この事例では、スクールカウンセラーが女子Aの保護者のカウンセリングを受けています。女子Aは過敏性腸症候群の診断があり、心理的には大きなストレスがある状態と推測されます。
女子Aの状態を想像しながら、適切な対応を選択しましょう。
誤りです。
身体的には問題がなくても体調が良い状態ではありませんし、心理的なストレスも大きい状況と言えますので、現時点で登校を促す事は不適切と考えられます。
誤りです。
CがAに謝罪する事があるとしても、この時点でスクールカウンセラーが謝罪の場を設けるべきではありません。事実の確認が不十分ですし、Aの心情もわからない状況ですので、より慎重に対応を検討するべきと言えます。
正答です。
Aを支援する事はもちろんですが、Aの保護者の支援もスクールカウンセラーとしては重要です。また、保護者を通じてAの状態をアセスメントし、具体的な支援や先生方への助言につなげる事ができますので、保護者との面接は継続できるよう努める事が大切です。
誤りです。
CやCの保護者が、授業中の発言についてどのように認識しているか不明確です。現時点では、Cの保護者の面接が必要とは言い切れません。
正答です。
「いじめの重大事態」とは、「いじめにより当該学校に在籍する児童等の生命、心身又は財産に重大な被害が生じた疑いがあると認めるとき」「いじめにより当該学校に在籍する児童等が相当の期間学校を欠席することを余儀なくされている疑いがあると認めるとき」とされています(いじめ防止対策推進法より)。

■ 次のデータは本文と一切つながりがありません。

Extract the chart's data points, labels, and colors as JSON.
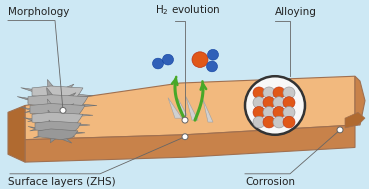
{
  "bg_color": "#cde8f4",
  "border_color": "#888888",
  "labels": {
    "morphology": "Morphology",
    "h2": "H$_2$ evolution",
    "alloying": "Alloying",
    "surface": "Surface layers (ZHS)",
    "corrosion": "Corrosion"
  },
  "slab_color_top": "#f2b97e",
  "slab_color_side": "#c8824a",
  "slab_color_bottom": "#b06a30",
  "gray_rock": "#9a9a9a",
  "gray_rock2": "#b0b0b0",
  "gray_spike": "#c8c8c8",
  "orange_ball": "#e05818",
  "blue_ball": "#3060b8",
  "green_arrow": "#48a828",
  "circle_edge": "#333333",
  "circle_bg": "#f8f8f8",
  "dot_color": "#ffffff",
  "line_color": "#666666",
  "text_color": "#222222",
  "slab_edge": "#a07050"
}
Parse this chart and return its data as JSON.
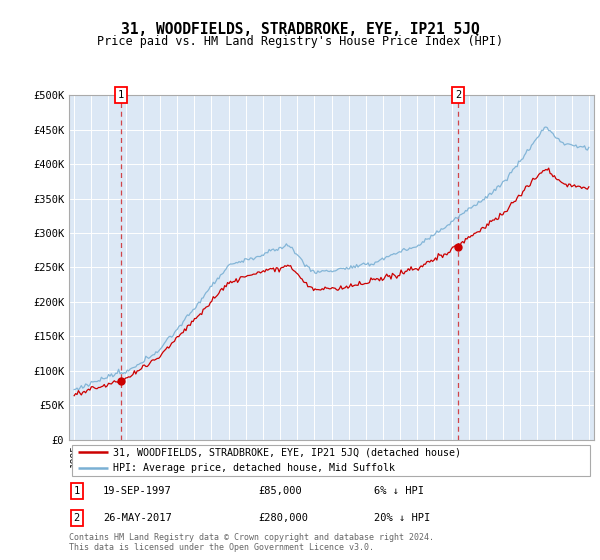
{
  "title": "31, WOODFIELDS, STRADBROKE, EYE, IP21 5JQ",
  "subtitle": "Price paid vs. HM Land Registry's House Price Index (HPI)",
  "legend_line1": "31, WOODFIELDS, STRADBROKE, EYE, IP21 5JQ (detached house)",
  "legend_line2": "HPI: Average price, detached house, Mid Suffolk",
  "sale1_date": "19-SEP-1997",
  "sale1_price": 85000,
  "sale1_label": "6% ↓ HPI",
  "sale2_date": "26-MAY-2017",
  "sale2_price": 280000,
  "sale2_label": "20% ↓ HPI",
  "footer1": "Contains HM Land Registry data © Crown copyright and database right 2024.",
  "footer2": "This data is licensed under the Open Government Licence v3.0.",
  "sale_color": "#cc0000",
  "hpi_color": "#7ab0d4",
  "bg_color": "#dce8f5",
  "ylim": [
    0,
    500000
  ],
  "yticks": [
    0,
    50000,
    100000,
    150000,
    200000,
    250000,
    300000,
    350000,
    400000,
    450000,
    500000
  ],
  "ytick_labels": [
    "£0",
    "£50K",
    "£100K",
    "£150K",
    "£200K",
    "£250K",
    "£300K",
    "£350K",
    "£400K",
    "£450K",
    "£500K"
  ],
  "sale1_year": 1997.72,
  "sale2_year": 2017.38
}
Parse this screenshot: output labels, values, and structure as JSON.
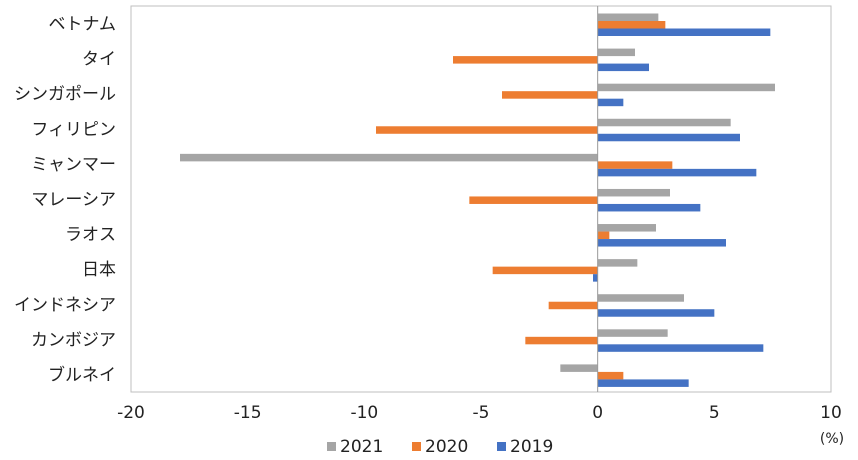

女子Aの状態は、「いじめの重大事態」に該当する可能性があります。Aの保護者の承諾を得た上で、担任教師や管理職へ報告し、学校全体で対応する事が重要です。
スクールカウンセラーとして働く場合には、管理職、担任教師、養護教諭などの複数の先生方と共に支援にあたる姿勢が大切です。スクールカウンセラー自身が判断すべき事なのかどうかをよく考えながら支援にあたるよう、研鑽を積みましょう。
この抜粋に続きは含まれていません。